Heterolysis and homolysis energies for some carbon-oxygen bonds

Article abstract of DOI:10.1021/ja00176a039

Methods described previously for obtaining heterolysis (ΔH_het) and homolysis (ΔH_homo) enthalpies for bonds that can be cleaved to produce resonance-stabilized carbenium ions, anions, and radicals are extended to the study of carbon-oxygen bonds through the reactions of resonance-stabilized carbenium ions with substituted phenoxide ions. Titration calorimetry was used to obtain the heat of heterolysis, and the second-harmonic ac voltammetry (SHACV) method was used to obtain reversible oxidation potentials for the anions. In several cases, the electrode reactions were so fast that reversible potentials were obtained only with the greatest difficulty.

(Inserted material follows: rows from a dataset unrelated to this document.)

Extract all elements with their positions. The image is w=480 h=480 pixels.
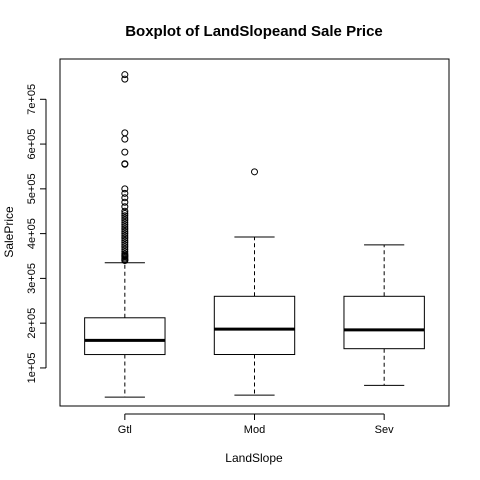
outlier-point [122,149,128,155]
y-tick-label: 1e+05 [26,352,38,383]
y-tick-label: 7e+05 [26,84,38,115]
x-axis-label: LandSlope [225,451,283,465]
outlier-point [122,72,128,78]
outlier-point [252,169,258,175]
outlier-point [122,130,128,136]
y-axis-label: SalePrice [2,206,16,258]
box-sev [344,245,424,386]
box-gtl [85,72,165,397]
outlier-point [122,186,128,192]
y-tick-label: 6e+05 [26,129,38,160]
chart-title: Boxplot of LandSlopeand Sale Price [125,23,383,40]
box-series [85,72,425,397]
box-iqr [344,296,424,348]
y-tick-label: 4e+05 [26,218,38,249]
x-tick-label: Mod [244,424,265,436]
x-tick-label: Sev [375,424,394,436]
y-tick-label: 2e+05 [26,308,38,339]
x-tick-label: Gtl [118,424,132,436]
y-tick-label: 3e+05 [26,263,38,294]
box-iqr [214,296,294,354]
y-tick-label: 5e+05 [26,173,38,204]
box-mod [214,169,294,395]
outlier-point [122,136,128,142]
x-axis: Gtl Mod Sev [118,414,394,436]
y-axis: 1e+05 2e+05 3e+05 4e+05 5e+05 6e+05 7e+05 [26,84,46,384]
box-iqr [85,318,165,355]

Nonetheless, there is remarkably good agreement between these oxidation potentials for phenoxide ions obtained by electrochemical methods in sulfolane solution and those reported by others using entirely different techniques in different media. Such agreement provides unprecedented evidence for the soundness of the various methods used to study redox potentials of organic ions and radicals. As before, a wide variety of correlations was tested between ΔH_het and ΔH_homo. These two properties showed little correlation with each other, but ΔH_het gave good correlations between many properties for which neutral species are converted into ions or vice versa, such as redox potentials of both types of ions, the pK_as of the anions, or the free energies of electron transfer. In contrast to the earlier study of cleavage to carbanions and carbenium ions, the present ΔH_het values are predicted well by a general equation that employs the pK_R+ of the carbenium ion (without modification) and the pK_a of the phenol. The improvement is consistent with the fact that the cleavage of carbon-oxygen bonds of the triarylcarbinols used to establish the pK_R+ stability scale is a more appropriate model for the heterolysis of carbon-oxygen bonds in sulfolane at 25°C than it is for the cleavage of carbon-carbon bonds under the same conditions.